Numerous facts of murders, tortures, and maltreatment to which prisoners of war were subjected have been definitely established. They were tortured with red-hot irons, their eyes were gouged out, their extremities severed, et cetera. The systematic atrocities and short-shrift justice against captured officers and men of the Red Army were not chance episodes or the results of criminal activities of individual officers of the German Army and of German officials. The Hitlerite Government and the High Command of the German Army ruthlessly exterminated prisoners of war. Numerous documents, orders, and decrees of the fascist Government and orders of the German Supreme Command testify to this fact.
As early as March 1941—as the German Lieutenant General Österreich testified during his interrogation—a secret conference took place at the headquarters of the High Command in Berlin, where measures were planned for the organization of camps for Russian prisoners of war and rules laid down for their treatment. According to Österreich’s evidence these rules and measures for Soviet prisoners of war were essentially a plan for their extermination.

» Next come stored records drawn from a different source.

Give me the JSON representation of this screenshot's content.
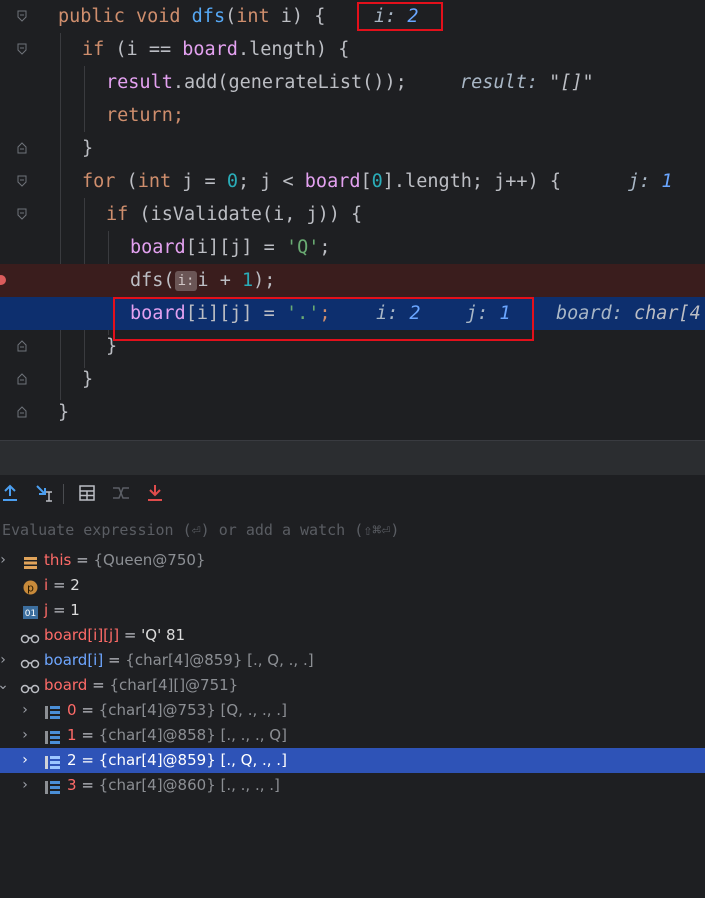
{
  "code": {
    "line1": {
      "kw1": "public",
      "kw2": "void",
      "fn": "dfs",
      "open": "(",
      "kw3": "int",
      "param": " i) {",
      "hint_label": "i:",
      "hint_value": "2"
    },
    "line2": {
      "kw": "if",
      "a": " (i == ",
      "ref": "board",
      "b": ".length) {"
    },
    "line3": {
      "ref": "result",
      "a": ".add(generateList());",
      "hint_label": "result:",
      "hint_value": "\"[]\""
    },
    "line4": {
      "kw": "return",
      "a": ";"
    },
    "line5": {
      "a": "}"
    },
    "line6": {
      "kw": "for",
      "a": " (",
      "kw2": "int",
      "b": " j = ",
      "n0": "0",
      "c": "; j < ",
      "ref": "board",
      "d": "[",
      "n1": "0",
      "e": "].length; j++) {",
      "hint_label": "j:",
      "hint_value": "1"
    },
    "line7": {
      "kw": "if",
      "a": " (isValidate(i, j)) {"
    },
    "line8": {
      "ref": "board",
      "a": "[i][j] = ",
      "str": "'Q'",
      "b": ";"
    },
    "line9": {
      "a": "dfs(",
      "param_hint": "i:",
      "b": "i + ",
      "num": "1",
      "c": ");"
    },
    "line10": {
      "ref": "board",
      "a": "[i][j] = ",
      "str": "'.'",
      "b": ";",
      "h1_label": "i:",
      "h1_value": "2",
      "h2_label": "j:",
      "h2_value": "1",
      "h3_label": "board:",
      "h3_value": "char[4"
    },
    "line11": {
      "a": "}"
    },
    "line12": {
      "a": "}"
    },
    "line13": {
      "a": "}"
    }
  },
  "evaluate": {
    "placeholder": "Evaluate expression (⏎) or add a watch (⇧⌘⏎)"
  },
  "variables": [
    {
      "name": "this",
      "eq": " = ",
      "value": "{Queen@750}",
      "icon": "field-icon"
    },
    {
      "name": "i",
      "eq": " = ",
      "value": "2",
      "icon": "parameter-icon"
    },
    {
      "name": "j",
      "eq": " = ",
      "value": "1",
      "icon": "local-variable-icon"
    },
    {
      "name": "board[i][j]",
      "eq": " = ",
      "value": "'Q' 81",
      "icon": "watch-icon"
    },
    {
      "name": "board[i]",
      "eq": " = ",
      "value": "{char[4]@859} [., Q, ., .]",
      "icon": "watch-icon"
    },
    {
      "name": "board",
      "eq": " = ",
      "value": "{char[4][]@751}",
      "icon": "watch-icon"
    },
    {
      "name": "0",
      "eq": " = ",
      "value": "{char[4]@753} [Q, ., ., .]",
      "icon": "array-icon"
    },
    {
      "name": "1",
      "eq": " = ",
      "value": "{char[4]@858} [., ., ., Q]",
      "icon": "array-icon"
    },
    {
      "name": "2",
      "eq": " = ",
      "value": "{char[4]@859} [., Q, ., .]",
      "icon": "array-icon"
    },
    {
      "name": "3",
      "eq": " = ",
      "value": "{char[4]@860} [., ., ., .]",
      "icon": "array-icon"
    }
  ],
  "colors": {
    "breakpoint_line": "#3a1d1d",
    "execution_line": "#0d2f6e",
    "selection": "#2e53b7",
    "highlight_box": "#e3101b"
  }
}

Many Soviet prisoners of war were shot or hanged while others perished from hunger and infectious diseases, from cold, and from torture systematically employed by the Germans according to a plan which was developed beforehand and had as its object the mass extermination of Soviet persons.
In Appendix 3 to Order Number 8 for the Chief of the Security Police and SD, dated 17 July 1941, a list is given of prisoner-of-war camps set up in the area of the 1st Military District and of the so-called Government General. In the 1st Military District camps were set up in particular in Prokuls, Heidekrug, Schierwind, Schützenrode (Ebenrode) in Prostken, Suwalki, Fischbor-Gersen and Ostrolenko. In the so-called Government General, camps were set up at Ostrov-Mesovetsky, Sedlce, Byelopedlasko, Kholm, Jaroslav, et cetera. In the appendix to Operational Order Number 9, issued in development of Order Number 8 of 17 July 1942, lists are given of the camps for Soviet prisoners of war situated in the territory of military districts II, IV, VI, VIII, X, XI, and XIII, at Hammerstein, Schneidemühl, and many other places.
THE PRESIDENT: Would this be a convenient time to break off?